Diego Ramírez is known for his expanded practice across art, writing and facilitation.
He is a PhD Candidate at Monash University, where he is developing his large scale project Majority Report: a suite of performance texts written to manage the office of an arts worker, hired to diversify an incorporated artist run initiative. It is written as a series of fictitious accounts, rather than a manual, dealing with imaginary scenes of arts administration. Such as delivering a manager’s report, signing off emails, applying for grants, making formal complaints, and more.
After a sustained period of experimentation with otherness and institutional critique, he formalised his interests to look at the duplicity of language. Located within contemporary systems, Ramírez currently employs art to explore various administrative and linguistic devices, instigated in conscientious gallery management. Ramírez is using the framework of a 'performance appraisal' to revise past work, implying reviews are measuring, and valorising his ouvre.

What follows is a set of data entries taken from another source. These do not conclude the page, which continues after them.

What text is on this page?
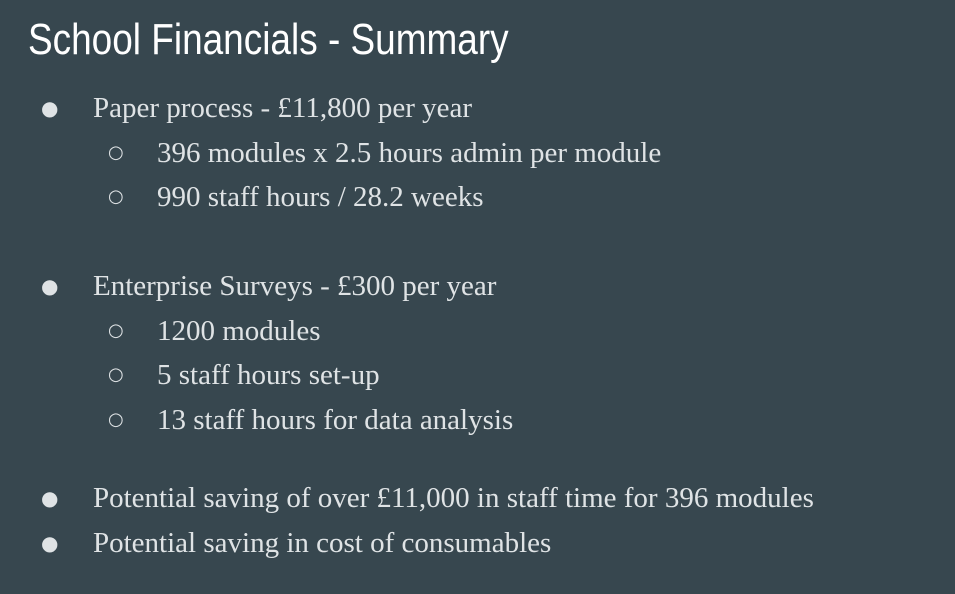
School Financials - Summary
● Paper process - £11,800 per year
○ 396 modules x 2.5 hours admin per module
○ 990 staff hours / 28.2 weeks
● Enterprise Surveys - £300 per year
○ 1200 modules
○ 5 staff hours set-up
○ 13 staff hours for data analysis
● Potential saving of over £11,000 in staff time for 396 modules
● Potential saving in cost of consumables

His aim is to explore how these frameworks interact with artistic practice by modulating relationships between word, process and image.
In the past, he has embraced the vampire to parody cultural diversity, hijacked Marian apparitions with a dark orb, and observed how devils represent ethnic stereotypes in Hollywood.
He often refines his ideas in writing, where he articulates critiques on the managerialism, performativity and moralisation of culture that feed back into his art. In recent years, Ramírez’ writing has become increasingly performative, often in dialogue with the virtue economy of the art world.